Our meat pies are made of flour with minced meat, carrots and potatoes, well seasoned to taste.
Puff puff is the most popular Nigerian snack you can eat at any time of the day. It is a simple mix of flour, yeast, sugar and other seasoning. As a starter, this bouncy, spherical snack leaves you yearning for the main meal.
This is a popular Nigerian dish made with grounded beans, onions and peppers. It can be eaten alongside Jollof or Fried rice, or on its own as a snack or starter.
Gizzard on a Stick
Popularly called nze-nze by Igbo people of Eastern Nigeria, this revered part of a chicken is such a delicacy to start off with. Thread on a stick and garnished with vegetables to give a balanced feel, gizzards are prepared mid-spicy with the right amount of seasoning.
Quite hot and enjoyed on its own or as part of a main meal.
Made by grilling fillets of the best part of beef, this spicy starter is known for its famous Suya spice. Suya is mostly prepared by skilful Hausa men in Nigeria know as mai-suya and is best enjoyed with a cold drink or as a prelude to the main course.
A popular Nigerian meal enjoyed by Africans and non-Africans. It is prepared with long grain or basmati white rice mixed with tomato stew and seasoning (spiced to taste). Can be topped with fried beef, assorted meat, fish or chicken.
This party favourite is blend of pre-cooked long grain or basmati rice and vegetables (carrot, green beans, sweet corn etc.), friend with vegerable oil and seasoned to taste. Can be topped with beef, fish, chicken or any other preferred meat.
Native to southern and eastern Nigeria (Igbos and Yorubas), the melon seed (Egusi) soup is perfectly combined with pumpkin leaves or spinach and red palm oil, and garnished with stock fish to give a thick yet easy going feel. Enjoy with beef (preferred), fish or chicken.
Okro (Okra) Soup
This very easy to prepare Nigerian soup is prepared with two main vegetables – Okra and Spinach. The Hausa’s in Nigeria call it Miyan Kubewa and it is best enjoyed when garnished with shreds of iced, dry or stock fish and Beef meat.
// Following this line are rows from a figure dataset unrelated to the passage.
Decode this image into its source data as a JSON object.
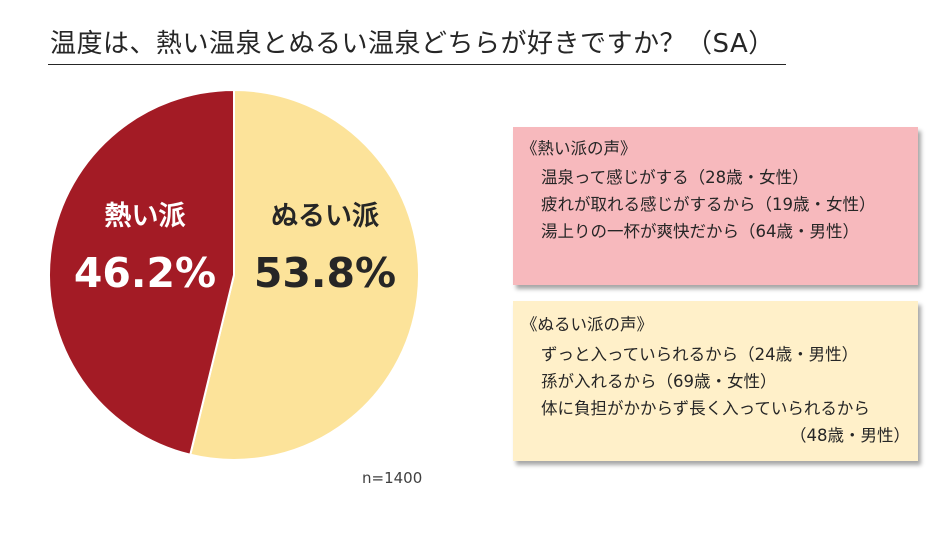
{
  "page": {
    "title": "温度は、熱い温泉とぬるい温泉どちらが好きですか？（SA）",
    "note": "n=1400"
  },
  "chart_data": {
    "type": "pie",
    "start_angle_deg": 0,
    "direction": "clockwise",
    "slices": [
      {
        "label": "ぬるい派",
        "value": 53.8,
        "display": "53.8%",
        "color": "#fce39a",
        "text_color": "#262626"
      },
      {
        "label": "熱い派",
        "value": 46.2,
        "display": "46.2%",
        "color": "#a31b25",
        "text_color": "#ffffff"
      }
    ]
  },
  "voices": {
    "hot": {
      "title": "《熱い派の声》",
      "items": [
        "温泉って感じがする（28歳・女性）",
        "疲れが取れる感じがするから（19歳・女性）",
        "湯上りの一杯が爽快だから（64歳・男性）"
      ],
      "color": "#f7b9bd"
    },
    "warm": {
      "title": "《ぬるい派の声》",
      "items": [
        "ずっと入っていられるから（24歳・男性）",
        "孫が入れるから（69歳・女性）",
        "体に負担がかからず長く入っていられるから",
        "（48歳・男性）"
      ],
      "color": "#fff0c9"
    }
  }
}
Okro soup can also be prepared with Ogbono to make it thicker.
Indigenous to the Yoruba people of western Nigeria, Ewedu soup is made with blended Ewedu leaves (corchorus olitorius) and served with tomato stew and enjoyed assorted meat.
Native to western Nigeria, this soup is rich in vegetables (spinach, water leaf or pumpkin leaves). Best prepared with assorted meat such as beef, shaki (cow stripe), and fish such as smoked fish, dry fish or stock fish. Palm oil and crayfish are vital ingredients for this soup.
Popularly called draw soup, ogbono soup is probably the easiest soup to eat Eba (garri) or pounded yam with because its slimy nature enables effortless swallows. Although it can be prepared plain, most people add vegetable (spinach or pumpkin leaf) and garnish it with assorted meat and fish.
Bitter Leaf Soup
Native to the Igbos of Eastern Nigeria, this soup is prepared with thoroughly washed bitter leaves to ensure that it doesn’t taste bitter as the name may imply. Coco yam can be used to make it thick as well as dry or stock fish. Stewed meat can enhance the taste too.
Grilled Croaka Fish
The magic is in the sauce – and no, we won’t tell you our recipe just yet. This finger licking delicacy is prepared by marinating the croaker fish for as long as possible to ensure it soaks up the peppered sauce and then grilled at the right temperature until fully cooked inside-out.
Fresh Fish (Tilapia) Pepper Soup
Freshly cooked Tilapia fish doesn’t taste anywhere better than in steaming hot pepper soup. As the name implies, chilli pepper is the main ingredient for this special soup. Can be eating at any time of the day and enjoyed with a cold drink.
Fresh Fish and Yam Pepper Soup
Add cooked sweet white yam to our specially prepared fresh fish pepper soup and you are in for a treat.